Document AI
Applied Document AI at Rényi AI
At Rényi AI, we explore the frontier of Document AI to solve real-world problems across a wide spectrum of domains. Our applied projects are designed to unlock value from unstructured documents—whether freshly scanned, historical, or highly confidential. Our work blends state-of-the-art machine learning, computer vision, and natural language processing into powerful solutions that automate, enhance, and protect document workflows.
Intelligent Document Processing for the Hungarian State Treasury
Project: Document Classification and Separation In collaboration with the Hungarian State Treasury (Magyar Államkincstár), we supported the digital transformation of administrative workflows. A substantial number of documents were scanned in bulk during this process. However, as different case-related documents were mixed together, manual navigation through the digitized stacks slowed operations significantly.

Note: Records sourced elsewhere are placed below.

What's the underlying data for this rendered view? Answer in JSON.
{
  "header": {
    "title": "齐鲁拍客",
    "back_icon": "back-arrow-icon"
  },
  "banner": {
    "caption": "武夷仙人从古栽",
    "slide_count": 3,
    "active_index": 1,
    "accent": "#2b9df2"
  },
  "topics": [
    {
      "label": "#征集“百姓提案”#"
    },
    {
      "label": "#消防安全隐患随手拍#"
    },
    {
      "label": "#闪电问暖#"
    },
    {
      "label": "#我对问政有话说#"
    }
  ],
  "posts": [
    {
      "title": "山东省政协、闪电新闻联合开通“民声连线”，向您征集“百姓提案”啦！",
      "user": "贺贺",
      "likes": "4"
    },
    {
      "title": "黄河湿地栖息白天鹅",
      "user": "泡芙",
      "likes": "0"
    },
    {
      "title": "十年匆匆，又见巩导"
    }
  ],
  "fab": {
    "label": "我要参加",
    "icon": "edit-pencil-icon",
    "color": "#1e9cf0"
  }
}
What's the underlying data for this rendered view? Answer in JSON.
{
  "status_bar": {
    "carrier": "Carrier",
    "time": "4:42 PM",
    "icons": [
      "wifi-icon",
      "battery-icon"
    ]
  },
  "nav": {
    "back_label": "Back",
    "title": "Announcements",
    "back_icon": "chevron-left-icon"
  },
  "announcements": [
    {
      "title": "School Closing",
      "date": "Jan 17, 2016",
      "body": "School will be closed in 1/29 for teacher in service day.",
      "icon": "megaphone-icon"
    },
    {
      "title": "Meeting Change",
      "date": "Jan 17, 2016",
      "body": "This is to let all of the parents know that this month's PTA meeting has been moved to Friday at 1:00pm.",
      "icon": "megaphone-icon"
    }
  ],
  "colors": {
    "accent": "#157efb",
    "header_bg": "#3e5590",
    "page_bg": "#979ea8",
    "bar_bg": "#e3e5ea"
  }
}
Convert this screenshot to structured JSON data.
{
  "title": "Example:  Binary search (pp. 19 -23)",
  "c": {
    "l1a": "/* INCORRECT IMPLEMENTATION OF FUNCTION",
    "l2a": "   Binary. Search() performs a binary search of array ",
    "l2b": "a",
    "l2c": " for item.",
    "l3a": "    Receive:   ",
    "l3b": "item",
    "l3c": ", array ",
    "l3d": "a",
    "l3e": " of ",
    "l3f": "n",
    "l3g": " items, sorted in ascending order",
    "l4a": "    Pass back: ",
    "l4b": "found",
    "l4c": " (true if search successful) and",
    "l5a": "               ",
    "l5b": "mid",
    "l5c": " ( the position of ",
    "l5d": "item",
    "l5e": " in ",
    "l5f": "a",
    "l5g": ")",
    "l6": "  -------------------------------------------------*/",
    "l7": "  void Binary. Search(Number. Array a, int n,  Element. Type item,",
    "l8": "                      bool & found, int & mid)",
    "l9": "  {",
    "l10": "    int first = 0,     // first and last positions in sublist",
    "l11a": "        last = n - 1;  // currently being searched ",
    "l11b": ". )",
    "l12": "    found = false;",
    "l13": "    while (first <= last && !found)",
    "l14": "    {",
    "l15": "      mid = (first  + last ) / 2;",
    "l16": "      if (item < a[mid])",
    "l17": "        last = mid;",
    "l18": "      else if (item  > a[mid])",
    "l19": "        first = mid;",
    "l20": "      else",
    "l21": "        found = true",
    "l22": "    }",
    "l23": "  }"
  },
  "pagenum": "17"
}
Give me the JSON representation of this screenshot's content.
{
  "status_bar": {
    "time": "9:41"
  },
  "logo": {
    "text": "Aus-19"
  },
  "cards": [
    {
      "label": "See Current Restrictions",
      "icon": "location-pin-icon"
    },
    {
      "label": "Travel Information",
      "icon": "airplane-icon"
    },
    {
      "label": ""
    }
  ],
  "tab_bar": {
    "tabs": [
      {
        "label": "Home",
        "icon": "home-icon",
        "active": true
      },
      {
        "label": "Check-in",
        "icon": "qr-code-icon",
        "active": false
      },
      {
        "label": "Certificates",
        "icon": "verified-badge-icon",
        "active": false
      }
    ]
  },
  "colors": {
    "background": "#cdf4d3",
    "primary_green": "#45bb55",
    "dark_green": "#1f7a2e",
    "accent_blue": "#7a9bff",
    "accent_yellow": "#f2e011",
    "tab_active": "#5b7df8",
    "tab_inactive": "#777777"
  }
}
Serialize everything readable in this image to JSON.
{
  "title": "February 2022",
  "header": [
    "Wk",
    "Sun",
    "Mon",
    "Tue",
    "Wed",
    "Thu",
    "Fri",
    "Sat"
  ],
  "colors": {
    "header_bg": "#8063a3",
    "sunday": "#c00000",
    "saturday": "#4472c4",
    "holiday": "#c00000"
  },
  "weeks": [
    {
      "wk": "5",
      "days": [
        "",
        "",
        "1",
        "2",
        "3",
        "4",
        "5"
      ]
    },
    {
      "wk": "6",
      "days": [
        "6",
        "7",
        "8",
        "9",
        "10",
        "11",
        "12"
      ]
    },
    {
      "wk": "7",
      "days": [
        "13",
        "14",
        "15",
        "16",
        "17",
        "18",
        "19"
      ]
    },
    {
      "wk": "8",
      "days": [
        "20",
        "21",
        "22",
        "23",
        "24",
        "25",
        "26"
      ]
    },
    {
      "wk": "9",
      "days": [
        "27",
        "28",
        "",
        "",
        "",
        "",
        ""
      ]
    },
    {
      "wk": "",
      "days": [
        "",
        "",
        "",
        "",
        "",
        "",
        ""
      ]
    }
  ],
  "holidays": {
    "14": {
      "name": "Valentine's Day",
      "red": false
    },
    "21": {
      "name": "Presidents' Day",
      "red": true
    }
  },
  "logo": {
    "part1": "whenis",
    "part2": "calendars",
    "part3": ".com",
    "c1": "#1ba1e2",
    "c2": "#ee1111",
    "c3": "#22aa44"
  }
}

To address this, we developed an automated system for document separation and classification, enabling faster and more structured access to digital records. Our solution improved operational efficiency and set the stage for more intelligent downstream automation.
Document AI in Historical Archives
We are actively contributing to digitization and information retrieval in national archival institutions, including:
- Historical Archives of Hungarian State Security
- National Archives of Hungary
These archives present unique challenges: many documents are degraded, handwritten, or stored in difficult-to-read formats. Our work here spans several focus areas:
- Document Image Enhancement: Using advanced computer vision techniques, we restore and improve the legibility of deteriorated archival scans.
- Custom OCR Solutions: We train and fine-tune optical character recognition models on this niche dataset, significantly improving transcription accuracy for historical fonts, degraded pages, and unusual layouts.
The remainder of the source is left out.